Since the genus Miltonia was established, many species, now classified under a number other genera, were submitted to it. The most noticeable cases were four of the five species of Miltoniopsis, a genus proposed in 1889 but only really accepted in 1976. Despite its somewhat similar flowers, Miltoniopsis are from cooler forests on the Andean slopes closely related to Cyrtochilum and only remotely related to Miltonia. Also five of the six Miltonioides species were occasionally considered as Miltonia until 1983 when Brieger and Lückel proposed this genus for them. These are species of more delicate and narrower flowers, from Mexico and Central America, which some taxonomists claim might be better classified under the genus Oncidium to whom they are closely related. The last common species which was occasionally classified under Miltonia is Chamaeleorchis warszewiczii, which is related to Oncidium and some taxonomists identify as Oncidium fuscatum.

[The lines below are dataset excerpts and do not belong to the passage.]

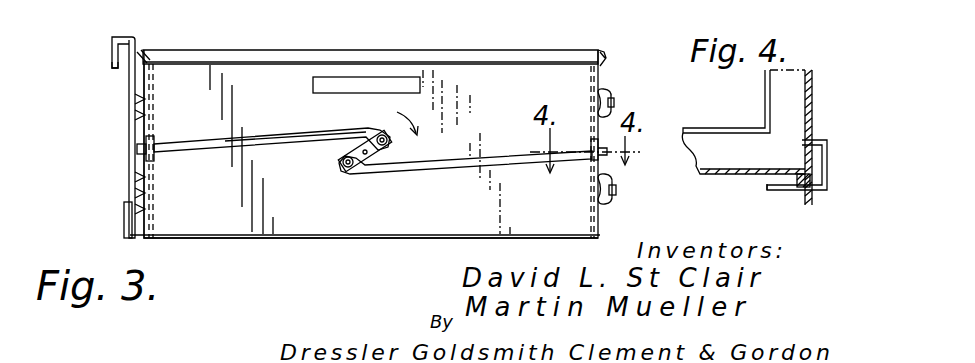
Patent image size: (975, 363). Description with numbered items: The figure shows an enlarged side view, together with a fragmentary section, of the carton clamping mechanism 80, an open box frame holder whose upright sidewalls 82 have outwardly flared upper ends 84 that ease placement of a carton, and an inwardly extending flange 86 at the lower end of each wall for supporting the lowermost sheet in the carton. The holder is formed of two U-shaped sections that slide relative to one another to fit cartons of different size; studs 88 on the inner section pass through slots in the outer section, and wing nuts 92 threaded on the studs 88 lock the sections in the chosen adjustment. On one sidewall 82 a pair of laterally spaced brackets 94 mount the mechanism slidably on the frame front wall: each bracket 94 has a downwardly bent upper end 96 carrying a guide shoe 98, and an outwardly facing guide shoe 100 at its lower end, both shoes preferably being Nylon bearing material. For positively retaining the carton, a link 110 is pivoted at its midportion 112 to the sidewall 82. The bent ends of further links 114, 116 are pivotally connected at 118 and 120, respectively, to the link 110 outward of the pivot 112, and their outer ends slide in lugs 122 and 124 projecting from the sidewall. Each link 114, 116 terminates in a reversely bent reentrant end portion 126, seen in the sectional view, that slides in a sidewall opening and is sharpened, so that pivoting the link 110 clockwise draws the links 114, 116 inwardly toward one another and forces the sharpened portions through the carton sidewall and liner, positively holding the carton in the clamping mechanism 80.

In FIG. 3, the carton clamping mechanism 80 is at (503, 23).
In FIG. 3, the upright sidewall 82 is at (392, 223).
In FIG. 4, the upright sidewall 82 is at (814, 89).
In FIG. 3, the outwardly flared upper end 84 is at (348, 57).
In FIG. 4, the inwardly extending flange 86 is at (766, 96).
In FIG. 3, the stud 88 is at (616, 102).
In FIG. 3, the wing nut 92 is at (608, 91).
In FIG. 3, the bracket 94 is at (128, 128).
In FIG. 3, the downwardly bent upper end 96 is at (111, 47).
In FIG. 3, the guide shoe 98 is at (117, 72).
In FIG. 3, the guide shoe 100 is at (125, 218).
In FIG. 3, the link 110 is at (394, 146).
In FIG. 3, the pivot 112 is at (346, 157).
In FIG. 3, the link 114 is at (222, 152).
In FIG. 3, the link 116 is at (468, 165).
In FIG. 4, the link 116 is at (784, 182).
In FIG. 3, the pivot 118 is at (383, 127).
In FIG. 3, the pivot 120 is at (343, 166).
In FIG. 3, the lug 122 is at (155, 138).
In FIG. 3, the lug 124 is at (590, 160).
In FIG. 4, the lug 124 is at (803, 202).
In FIG. 4, the reversely bent reentrant end portion 126 is at (823, 140).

In 1983, Brieger and Lueckel, considering that four species of Miltonia, M. candida, M. cuneata, M. kayasimae and M. russelliana, show the junction of the labellum with the column in a different angle than the other species, proposed the genus Anneliesia for them. Although this four species form a small sister clade to the rest of Miltonia species, the difference did not seem important enough to justify the acceptance of this new genus, therefore this proposal has not been generally accepted by the scientific community.

In 2001, based on molecular analysis, Norris Williams and Mark Chase, transferred a species previously classified under the genus Oncidium, as O. phymatochilum, to Miltonia. As this species shows a morphology that closer to Oncidium species than to Miltonia, because of its small yellowish flowers and highly branched inflorescence, this result and following transfer was a great surprise to most taxonomists. In 2005, Eric Christenson suggested a new genus and the name Phymatochilum brasiliense for it. There is no consensus about the name to be generally accepted as yet.

Molecular analysis show that Miltonia most closely related genus is Phymatochilum and then Aspasia, Brassia and Ada, which are the most important genera included in this that is one of the eight clades that form the subtribus Oncidiinae of tribus Cymbidieae.

Naming[]

The genus is named after Lord Fitzwilliam Milton, an English orchid enthusiast.